A. Reconnaissance
The solution to this problem is straightforward. As it is stressed that (i,j) and (j,i) are different, we can adopt a nested-2-loop to enumerate all the feasible combination of i and j, and check whether the difference of height satisfy the condition or not.
B. Borze
The problem is simplified since it is guaranteed that the given sequence is valid Borze code. We can enumerate the letters from the first one, and implement the decoding according to the following rules:
Rule 1): whenever we meet a '.', decode it as "0" and move to the next letter;
Rule 2): whenever we meet a '-' and the next one is '-' as well, decode it as "2" and skip the next letter and move directly to the one following it;
Rule 3): whenever we meet a '-' and the next one is '.' as well, decode it as "1" and skip the next letter and move directly to the one following it;
C. Flea
Note that at first the flea is at the center of the cell, and no matter how it jumps later, it should always stay at the center of some cell. Therefore, although there are n*m cells, the board can in fact be viewed as a grid with (n-1)*(m-1) points and the flea can only jump from one single point to the other ones. Suppose that the flea first starts from point (1,1), then it can jump to point ( 1+(m-1)/s*s, 1) along the parallel axis, while jumping to point ( 1, 1+(n-1)/s*s ) along the perpendicular axis (note that only "integer division" is included here, i.e., 5/2=2 but not 2.5). Therefore, we have found out ( (m-1)/s+1 )*( (n-1)/s+1 ) points which are completely equivalent to each other.
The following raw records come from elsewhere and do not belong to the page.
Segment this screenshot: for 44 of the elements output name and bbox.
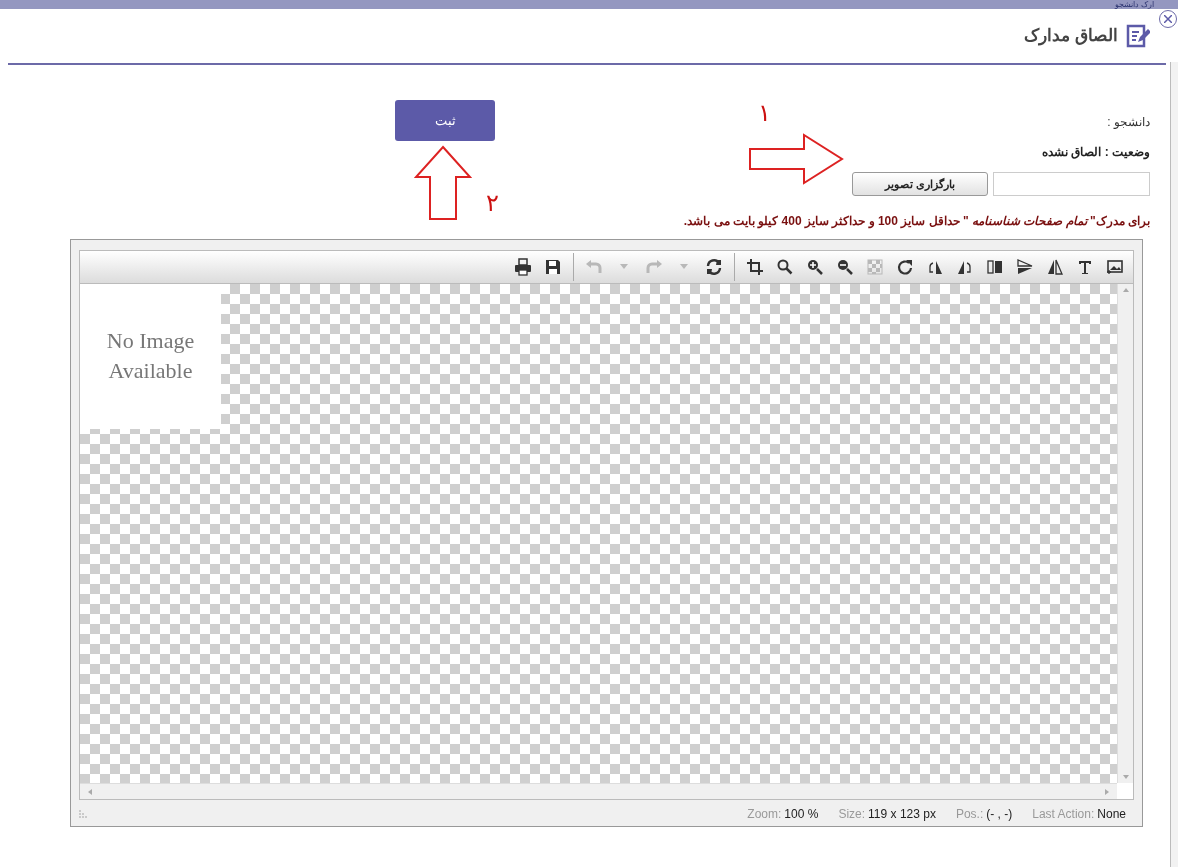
image-icon [1106, 257, 1124, 276]
status-label: Zoom: [747, 806, 782, 824]
redo-icon [645, 257, 663, 276]
dialog-title: الصاق مدارک [1024, 25, 1118, 48]
annotation-number: ۲ [486, 188, 499, 218]
status-value: None [1097, 806, 1126, 824]
crop-tool-button[interactable] [745, 256, 765, 277]
search-icon [776, 257, 794, 276]
status-label: Size: [838, 806, 866, 824]
background-title: ارک دانشجو [1114, 0, 1154, 9]
reload-tool-button[interactable] [704, 256, 724, 277]
save-icon [544, 257, 562, 276]
flip-vertical-tool-button[interactable] [1015, 256, 1035, 277]
upload-button[interactable]: بارگزاری تصویر [852, 172, 988, 196]
split-icon [986, 257, 1004, 276]
status-label: Pos.: [955, 806, 984, 824]
status-value: (- , -) [986, 806, 1013, 824]
flip-vertical-icon [1016, 257, 1034, 276]
resize-grip-icon[interactable] [79, 810, 87, 819]
page-scrollbar[interactable] [1170, 62, 1178, 867]
transparency-icon [866, 257, 884, 276]
annotation-number: ۱ [758, 98, 771, 128]
print-icon [514, 257, 532, 276]
flip-horizontal-icon [1046, 257, 1064, 276]
status-value: 119 x 123 px [868, 806, 936, 824]
close-icon [1164, 15, 1172, 23]
rotate-icon [896, 257, 914, 276]
zoom-in-icon [806, 257, 824, 276]
file-path-field[interactable] [993, 172, 1150, 196]
status-text: وضعیت : الصاق نشده [1042, 144, 1150, 161]
status-label: Last Action: [1032, 806, 1095, 824]
edit-note-icon [1126, 24, 1150, 48]
reload-icon [705, 257, 723, 276]
zoom-out-icon [836, 257, 854, 276]
student-label: دانشجو : [1107, 114, 1150, 131]
no-image-text: No Image Available [105, 327, 196, 386]
status-value: 100 % [784, 806, 819, 824]
close-button[interactable] [1159, 10, 1177, 28]
caret-icon [680, 264, 688, 270]
caret-icon [620, 264, 628, 270]
submit-button[interactable]: ثبت [395, 100, 495, 141]
print-tool-button[interactable] [513, 256, 533, 277]
undo-icon [585, 257, 603, 276]
crop-icon [746, 257, 764, 276]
Note that (m-1)/s*s<(m-1) might hold since we adopt "integer division", and the different is just (m-1)%s. This implies that if the flea starts from points (2,1), (3,1),...( 1+(m-1)%s, 1 ), it can also cover ( (m-1)/s+1 )*( (n-1)/s+1 ) points. Similarly, it leads to the same result if it starts from points (1,2), (1,3), ... ( 1+(n-1)%s, 1). Therefore, there are totally ( (m-1)/s+1 )*( (n-1)/s+1 ) * ( 1+(n-1)%s )*( 1+(m-1)%s ) points which are equivalent, and this is just the answer.
D. Constellation
At first sight, it seems that we should find out all the reasonable constellation and then sort them as the problem asks, while taking out the k-th one as the answer. However, we soonly realize that the number might be too large to store. In fact, we can just enumerate the constellation one by one in the order requested by the problem, by adopting a nested-3-loop. At first, we enumerate every feasible x, which will not exceed max(n,m) (in fact it might be half of max(n,m), but later you will find that this constant 1/2 is not important as ususally done in the analysis of computational complexity), then for the second loop, we enumerate indices i from 1 to n (or 0 to n-1), and the third loop deals with j from 1 to m. Whenever we find a reasonable constellation, we increase the "counter" by 1, and when the k-th constellation is reached, we store the positions of the five stars, and give the final answer, while outputing "-1" if the counter is still less than k after the last reasonable constellation is counted.